Nommé cosmographe du roi avant la mort de Henri II, André Thevet écrit une Cosmographie universelle, première encyclopédie moderne dans laquelle il ajoute aux observations réunies par lui lors de ses voyages une foule de renseignements géographiques et historiques pris un peu partout et souvent quelque peu fantaisistes. Cependant, il y combat énergiquement un certain nombre de croyances héritées du Moyen Âge, dont celles touchant les animaux fabuleux : sirènes, serpents ailés, salamandres, licornes...
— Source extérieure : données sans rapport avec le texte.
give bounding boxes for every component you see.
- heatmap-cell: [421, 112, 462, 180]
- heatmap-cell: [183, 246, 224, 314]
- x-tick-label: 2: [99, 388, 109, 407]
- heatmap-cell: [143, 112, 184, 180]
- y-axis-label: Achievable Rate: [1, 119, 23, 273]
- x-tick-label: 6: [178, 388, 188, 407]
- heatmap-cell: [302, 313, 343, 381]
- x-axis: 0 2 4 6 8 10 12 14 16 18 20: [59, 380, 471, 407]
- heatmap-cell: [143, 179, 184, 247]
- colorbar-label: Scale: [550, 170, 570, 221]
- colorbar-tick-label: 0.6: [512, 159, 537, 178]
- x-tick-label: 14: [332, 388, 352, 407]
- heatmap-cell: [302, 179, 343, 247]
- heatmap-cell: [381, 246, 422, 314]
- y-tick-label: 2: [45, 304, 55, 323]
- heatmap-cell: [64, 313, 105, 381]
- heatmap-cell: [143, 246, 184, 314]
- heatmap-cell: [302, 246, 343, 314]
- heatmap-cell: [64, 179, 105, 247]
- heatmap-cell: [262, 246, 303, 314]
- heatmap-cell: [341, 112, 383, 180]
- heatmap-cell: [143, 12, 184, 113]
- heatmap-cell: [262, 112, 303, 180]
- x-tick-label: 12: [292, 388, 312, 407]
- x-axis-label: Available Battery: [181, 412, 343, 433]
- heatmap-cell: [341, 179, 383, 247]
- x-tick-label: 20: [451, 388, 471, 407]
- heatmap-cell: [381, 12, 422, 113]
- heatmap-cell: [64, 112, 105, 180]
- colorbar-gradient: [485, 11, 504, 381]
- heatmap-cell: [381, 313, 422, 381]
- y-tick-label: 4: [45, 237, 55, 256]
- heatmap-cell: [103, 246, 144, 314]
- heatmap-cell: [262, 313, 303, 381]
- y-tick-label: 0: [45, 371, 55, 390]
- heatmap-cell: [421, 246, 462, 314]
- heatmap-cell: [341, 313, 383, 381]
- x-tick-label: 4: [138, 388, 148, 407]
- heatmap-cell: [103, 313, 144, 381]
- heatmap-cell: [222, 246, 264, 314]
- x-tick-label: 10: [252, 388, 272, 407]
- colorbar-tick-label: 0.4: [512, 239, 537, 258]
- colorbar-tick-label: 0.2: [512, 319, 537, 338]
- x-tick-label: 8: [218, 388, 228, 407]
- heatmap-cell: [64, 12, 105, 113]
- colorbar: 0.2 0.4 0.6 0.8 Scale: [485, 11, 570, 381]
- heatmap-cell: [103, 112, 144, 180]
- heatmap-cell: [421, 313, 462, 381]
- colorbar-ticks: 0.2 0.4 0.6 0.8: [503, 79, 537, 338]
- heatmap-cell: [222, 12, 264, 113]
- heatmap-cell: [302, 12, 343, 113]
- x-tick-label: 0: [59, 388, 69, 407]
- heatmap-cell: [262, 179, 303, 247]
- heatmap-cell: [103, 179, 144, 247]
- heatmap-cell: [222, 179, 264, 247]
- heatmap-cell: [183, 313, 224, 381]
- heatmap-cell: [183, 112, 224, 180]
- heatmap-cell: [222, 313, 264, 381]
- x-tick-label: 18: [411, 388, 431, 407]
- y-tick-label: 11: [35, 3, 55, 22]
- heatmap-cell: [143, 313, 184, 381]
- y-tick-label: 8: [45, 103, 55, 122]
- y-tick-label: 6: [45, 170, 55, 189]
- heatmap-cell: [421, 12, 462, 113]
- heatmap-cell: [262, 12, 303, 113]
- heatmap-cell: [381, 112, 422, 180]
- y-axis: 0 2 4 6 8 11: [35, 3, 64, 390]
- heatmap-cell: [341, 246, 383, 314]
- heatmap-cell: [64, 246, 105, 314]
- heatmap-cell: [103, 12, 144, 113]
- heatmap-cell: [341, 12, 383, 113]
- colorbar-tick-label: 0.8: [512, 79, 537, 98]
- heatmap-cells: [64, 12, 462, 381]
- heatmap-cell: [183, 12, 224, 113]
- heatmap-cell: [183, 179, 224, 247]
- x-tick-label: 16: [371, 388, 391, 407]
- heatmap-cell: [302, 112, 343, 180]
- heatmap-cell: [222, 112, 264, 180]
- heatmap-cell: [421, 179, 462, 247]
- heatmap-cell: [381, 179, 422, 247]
À partir de 1585, André Thevet travaille à un ouvrage qui ne sera jamais imprimé, le Grand Insulaire, description des îles habitées et inhabitées. Avant de s'éteindre à Paris en 1592, il écrit encore le récit de ses Deux Voyages en Terres australes et occidentales et la Description de plusieurs îles, un abrégé de l'Insulaire.
Un grand reporter
Un grand reporter
André Thevet est l'un des premiers voyageurs européens à avoir pris contact à la fois avec l'Afrique et avec l'Amérique. Dans ses récits, il se comporte en grand reporter et en observateur avisé. Il décrit avec fidélité et minutie tout ce qu'il a vu. Son ouvrage les Singularités de la France antarctique, paru en 1558, est accueilli avec enthousiasme, même si, par la suite, ses détracteurs l'accusent contre toute vraisemblance de n'avoir jamais mis les pieds en Amérique du Sud. L'ouvrage est orné de quarante et une gravures dont onze relatives à la flore et dix à la faune. Dues pour la plupart à des Flamands qui travaillent d'après les dessins de l'auteur, ce sont de véritables œuvres d'art, mais elles ont généralement un caractère trop rudimentaire pour permettre des déterminations précises d'espèces en ce qui concerne les animaux représentés. On doit pourtant à André Thevet la première description de divers animaux américains dont le tapir, l'opossum et l'aï, ou paresseux, qu'il appelle haüt. Ce dernier, qu'il a longuement observé, l'a particulièrement frappé car il ne l'a jamais vu manger, d'où sa conclusion que cette étrange bête devait se nourrir de vent.